The average minimum wage for a general labourer like a cleaner, messenger, house help and gardener in Nairobi, Mombasa and Kisumu which has since 2018 been stagnant at Sh13,572.90 will rise to Sh15,201.64.
The review will see the minimum pay for cashiers in major cities rise to Sh34,302.74 from Sh30,627.45, receptionists (Sh23,413.49 from Sh20,904.90), night security guard (Sh16,958.98 from Sh15,141.95) and salesman (Sh28,487.42 from Sh25,435.20).
Drivers of heavy commercial vehicles will, on the other hand, be paid Sh34,302.74 from Sh30,627.45 while those on cars and light vehicles will be on Sh20,517.84 pay from Sh18,319.50.
The 12 percent increment is nearly half of 23.4 percent that the Central Organisation of Trade Unions (Cotu) — the umbrella workers’ union — had asked for.
Cotu secretary-general Francis Atwoli said the umbrella union had initially proposed a 40 percent rise before negotiations with the Labour ministry and employers lobby, the Federation of Kenya Employers (FKE).
The talks, however, ended in a stalemate with FKE insisting economic fundamentals did not support a raise on minimum pay which usually forms the basis for the push to raise earnings by other cadres of workers through collective bargaining agreements (CBAs).
FKE insists that workers would normally get a pay rise that compensates for inflation and other factors when the productivity of companies grows faster than the cost of living measure.
“Labour is a fixed cost and so this (wage raise) is a monthly hit on the payroll, but we will do what we can to see what adjustments to make to comply with the Head of State’s directive,” FKE executive director Jacqueline Mugo said on Sunday.
She said that most private-sector employees were already earning above the minimum wage levels, and the directive will push up fixed expenses for businesses and lengthen the freeze on new employment which started at the height of Covid-19 shocks in 2020.
“The thing that this increase in the minimum wages does is to limit the number of new entrants into employment. That’s what we were trying to sell—can we stabilise the environment of doing business so that we can create more jobs for our people?” Ms Mugo said.
“Employment is a big challenge for this country and we need to consistently strike a balance [between raising pay and hiring more workers].”

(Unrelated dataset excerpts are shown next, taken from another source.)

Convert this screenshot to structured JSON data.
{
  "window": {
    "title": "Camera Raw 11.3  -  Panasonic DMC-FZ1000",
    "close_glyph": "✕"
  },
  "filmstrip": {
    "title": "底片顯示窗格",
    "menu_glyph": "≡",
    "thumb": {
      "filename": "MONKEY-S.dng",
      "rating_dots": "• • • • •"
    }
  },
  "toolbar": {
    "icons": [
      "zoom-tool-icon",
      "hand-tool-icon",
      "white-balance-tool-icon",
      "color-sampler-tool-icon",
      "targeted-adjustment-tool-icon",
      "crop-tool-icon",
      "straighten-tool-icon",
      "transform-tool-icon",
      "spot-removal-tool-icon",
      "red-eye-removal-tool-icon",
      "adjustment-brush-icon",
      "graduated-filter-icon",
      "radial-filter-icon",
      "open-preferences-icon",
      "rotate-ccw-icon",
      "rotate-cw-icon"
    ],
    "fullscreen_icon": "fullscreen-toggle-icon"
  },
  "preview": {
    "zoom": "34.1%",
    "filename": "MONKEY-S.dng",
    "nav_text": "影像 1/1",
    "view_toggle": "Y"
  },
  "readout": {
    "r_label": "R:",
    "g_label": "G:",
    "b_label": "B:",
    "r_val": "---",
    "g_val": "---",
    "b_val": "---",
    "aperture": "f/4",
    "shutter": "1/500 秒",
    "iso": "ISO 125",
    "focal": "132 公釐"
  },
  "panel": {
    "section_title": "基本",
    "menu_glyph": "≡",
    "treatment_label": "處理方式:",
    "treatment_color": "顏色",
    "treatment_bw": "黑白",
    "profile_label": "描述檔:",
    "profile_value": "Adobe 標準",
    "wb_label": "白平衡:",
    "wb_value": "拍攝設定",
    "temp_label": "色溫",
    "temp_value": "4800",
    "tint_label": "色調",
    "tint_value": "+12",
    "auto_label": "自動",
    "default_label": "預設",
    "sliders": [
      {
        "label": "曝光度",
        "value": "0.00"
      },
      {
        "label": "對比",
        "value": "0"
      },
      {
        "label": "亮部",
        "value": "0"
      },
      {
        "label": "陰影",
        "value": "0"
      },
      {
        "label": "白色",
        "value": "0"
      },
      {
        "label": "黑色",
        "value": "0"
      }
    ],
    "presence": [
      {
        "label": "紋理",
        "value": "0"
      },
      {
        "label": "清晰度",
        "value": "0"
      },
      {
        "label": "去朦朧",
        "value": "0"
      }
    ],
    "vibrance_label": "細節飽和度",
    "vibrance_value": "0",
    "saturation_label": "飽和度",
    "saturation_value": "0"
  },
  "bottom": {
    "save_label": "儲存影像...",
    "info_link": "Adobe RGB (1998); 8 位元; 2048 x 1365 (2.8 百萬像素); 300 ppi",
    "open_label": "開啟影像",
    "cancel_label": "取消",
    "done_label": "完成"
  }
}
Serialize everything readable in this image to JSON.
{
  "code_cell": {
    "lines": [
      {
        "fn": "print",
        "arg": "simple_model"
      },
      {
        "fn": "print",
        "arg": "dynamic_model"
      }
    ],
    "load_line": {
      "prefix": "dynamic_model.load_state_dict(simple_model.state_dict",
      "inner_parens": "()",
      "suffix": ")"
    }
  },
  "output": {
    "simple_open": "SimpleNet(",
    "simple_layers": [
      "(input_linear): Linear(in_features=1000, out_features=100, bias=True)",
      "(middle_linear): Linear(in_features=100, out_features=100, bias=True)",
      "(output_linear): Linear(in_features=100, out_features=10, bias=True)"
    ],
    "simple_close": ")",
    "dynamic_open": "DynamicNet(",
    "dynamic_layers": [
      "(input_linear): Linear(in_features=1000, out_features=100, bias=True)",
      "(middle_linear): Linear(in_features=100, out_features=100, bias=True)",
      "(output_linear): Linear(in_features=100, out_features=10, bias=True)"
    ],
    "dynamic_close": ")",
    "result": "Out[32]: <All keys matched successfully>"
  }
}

The prices of essential items, including soap, cooking gas and cooking oil as well as food items such as wheat flour and onions have jumped as much as 41 percent in the past year.
This has forced many households, especially in the low-income segment, to reduce their shopping basket in an environment where firms have frozen salaries as they recover from Covid-19 economic hardships and battle global supply chain disruptions made more painful by the war in Ukraine.
“There’s no question that the cost of living throughout the globe has shot through the roof as a result of Covid 19 and consequently … conflicts that are ongoing in Ukraine and Russia,” Mr Kenyatta said.
“But we here in Kenya have taken measures that we consider sustainable. We know people would want more, but we can only do that which is sustainable …and can afford to cushion the vulnerable including workers, and our farmers, especially on the cost of inputs.”